Todas as cartas de amor são ridículas. Não seriam cartas de amor se não fossem ridículas; só as criaturas que nunca escreveram é que são ridículas, é o que pensava o poeta Fernando Pessoa (e que sábio pensamento).
Na seara jurídica, trata-se o “habeas corpus” de um remédio constitucional, de natureza judicial, que visa a garantir a liberdade de locomoção em face de ilegalidades ou abusos de poder. Então, infere-se que essa medida judicial visa proteger o chamado direito de ir e vir de uma pessoa, que fora cerceada por alguma ilegalidade ou abuso de poder.
Por falar em poder, o poder feminino é incomensurável, a ponto de levar o gênero masculino ao sucesso, ou ao fracasso. Quando a mulher abusa desse poder, seria cabível, assim, impetrar um “habeas corpus”?
Talvez um “habeas corpus” do amor, de acordo com os compositores Orestes Barbosa e Noel Rosa. Vejamos:
“No tribunal da minha consciência,
O teu crime não tem apelação,
Debalde tu alegas inocência,
E não terás minha absolvição,
Os autos do processo de agonia,
Que me causaste em troca ao bem que eu fiz,
Chegaram lá daquela pretoria
Na qual o coração foi o juiz
Tu tens as agravantes da surpresa
E também as da premeditação
Mas na minh’alma tu não ficas presa
Porque o teu caso é caso de expulsão.
Tu vais ser deportada do meu peito
Porque teu crime encheu-me de pavor.
Talvez o ‘habeas corpus’ da saudade
Consinta o teu regresso ao meu amor”.
O poema, evidentemente, caracteriza-se pelo uso predominante da linguagem figurada.
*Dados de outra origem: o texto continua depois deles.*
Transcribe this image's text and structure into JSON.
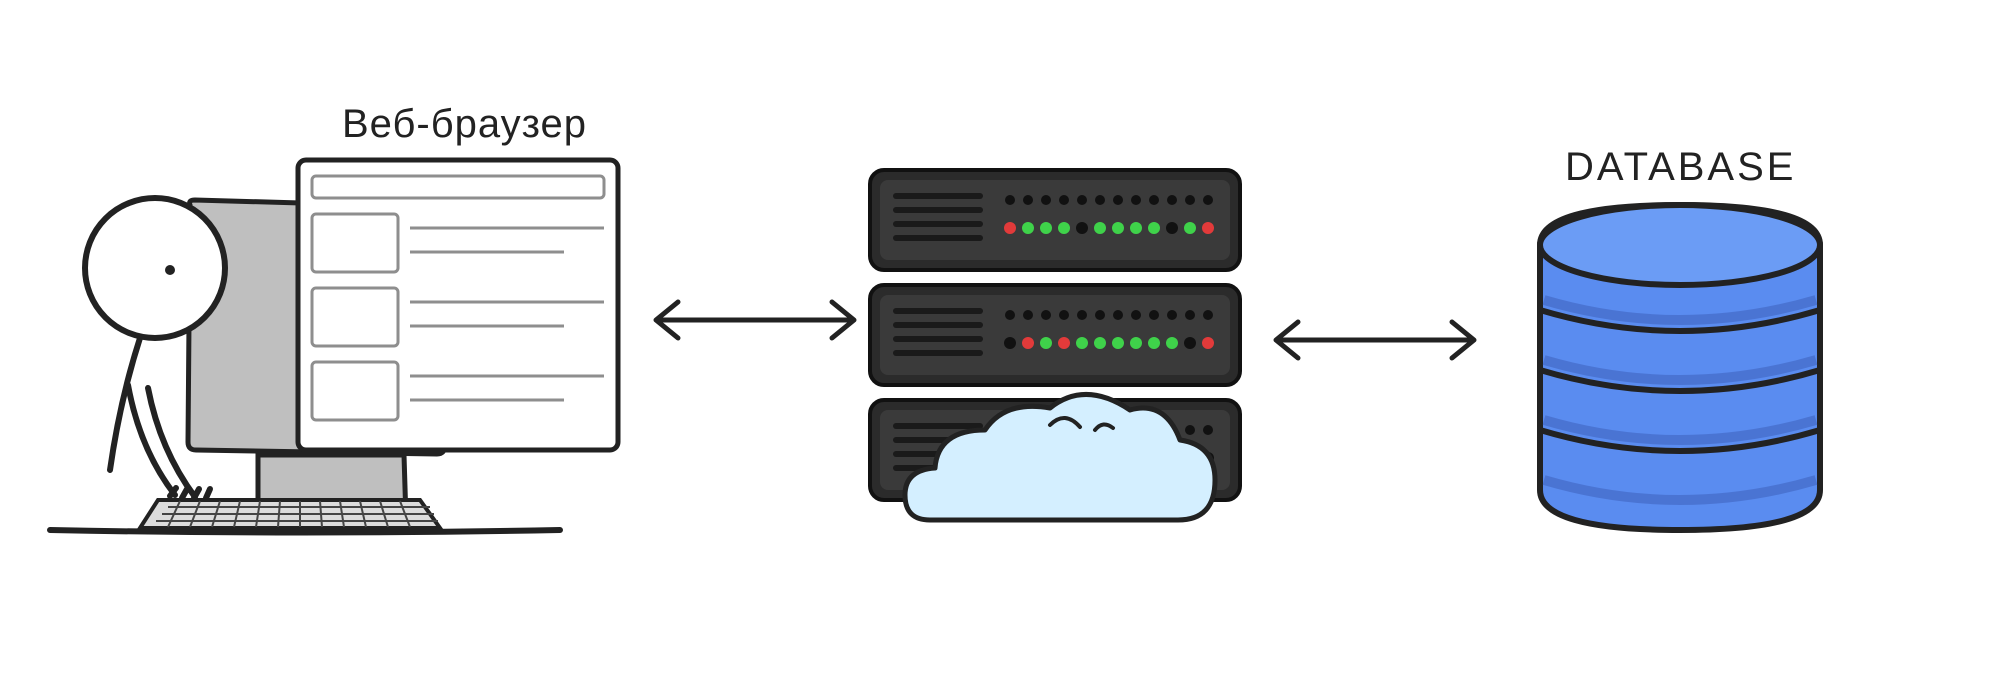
{
  "labels": {
    "browser": "Веб-браузер",
    "database": "DATABASE"
  },
  "icons": {
    "person": "person-icon",
    "monitor": "monitor-icon",
    "keyboard": "keyboard-icon",
    "browser_window": "browser-window-icon",
    "server": "server-rack-icon",
    "cloud": "cloud-icon",
    "database": "database-cylinder-icon",
    "arrow_left": "double-arrow-icon",
    "arrow_right": "double-arrow-icon"
  },
  "colors": {
    "ink": "#222222",
    "monitor_fill": "#bfbfbf",
    "browser_fill": "#ffffff",
    "browser_lines": "#8e8e8e",
    "server_body": "#3a3a3a",
    "server_dark": "#2b2b2b",
    "server_slot": "#555555",
    "led_green": "#3fd24a",
    "led_red": "#e23a3a",
    "cloud_fill": "#d4efff",
    "db_fill": "#5a8cf0",
    "db_edge": "#2f4aa0"
  }
}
O “habeas corpus” é apresentado, no final, como possibilidade de uma reconciliação. A consciência representa, metaforicamente, o tribunal e o coração, o juiz da causa, contudo, não está explícito qual o “crime” praticado pelo autor.
Trata-se, portanto, de uma paráfrase poética de julgamento, talvez o julgamento de um amor. Um amor à moda antiga, um amor sincero e afetivo, pouco lembrado nos dias atuais, quiçá por ser um pensamento ridículo.